Туристы тогда только начинали посещать Турцию, и в трогательной попытке обслужить стали открываться второразрядные рестораны и низкопробные кабаре. Бутылка шампанского стоила четыре английских фунта, пища была неудобоваримой. Официантами и официантками в основном работали русские эмигранты из того огромного потока беженцев из революционной России, которые остались в живых и не сумели перебраться в Европу.
Аристократичные натянуто-бледные лица официантов выражали беспомощность. Они сновали взад и вперед с полными подносами, которые, казалось, были для них тяжкой ношей.

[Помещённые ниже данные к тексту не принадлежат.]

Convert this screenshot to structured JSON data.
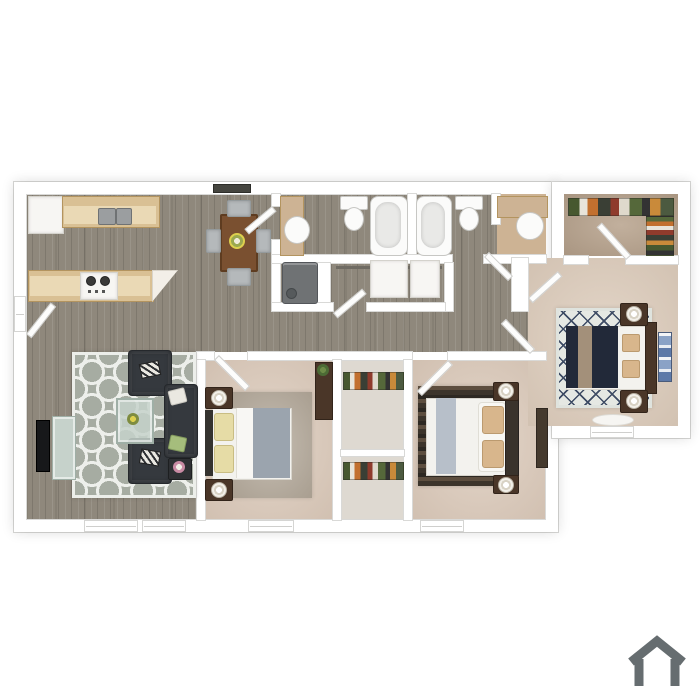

Когда я вновь посетила Турцию в 1970 году, все выглядело совершенно иначе. Город, переименованный в Стамбул, был прекрасным, процветающим и комфортабельным. Меня шумно приветствовали как любимого автора теперь уже хорошо образованные турки, и единственное, что омрачило мой визит, было легкое землетрясение.
Я глубоко благодарна за факты о зверском убийстве царя и его семьи блестящему историку и моей подруге Вирджинии Коулес, написавшей книгу «Последние из Романовых».
Глава 1
1924 год
Герцог Бакминстерский сидел в салоне своей яхты и читал г английскую газету почти недельной давности.
Вошедший в салон сэр Гарольд Нантон взглянул на него с удивлением.
– Я думал, что ты на палубе. Бак, – сказал он, – ; наслаждаешься красотой шпилей и куполов Константинополя., – Я видел их до войны, Гарри, – ответил герцог, – и не думаю, что они сильно изменились с тех пор.
Гарри Нантон рассмеялся.
– В Турции, наверное, только они и не изменились, – сказал он. – Я слышал, что Мустафа Кемаль перевернул здесь все с, мог на голову, особенно стремясь освободить женщин от традиционных оков ислама.
– Это, без сомнения, будет настоящей революцией.
В голосе герцога слышалось равнодушие, и Гарри Нантон уселся рядом с ним в глубокое удобное кресло – чувствовалось, что хозяин яхты любит комфортную и роскошную мебель.
– В чем дело. Бак? – спросил он. – Ты вроде не в духе последние дни.
Герцог помолчал секунду, затем отбросил свою «Тайме» на пол.
– Да нет. Ничего серьезного, – сказал он. – Просто после всех военных перипетий жизнь кажется довольно тусклой.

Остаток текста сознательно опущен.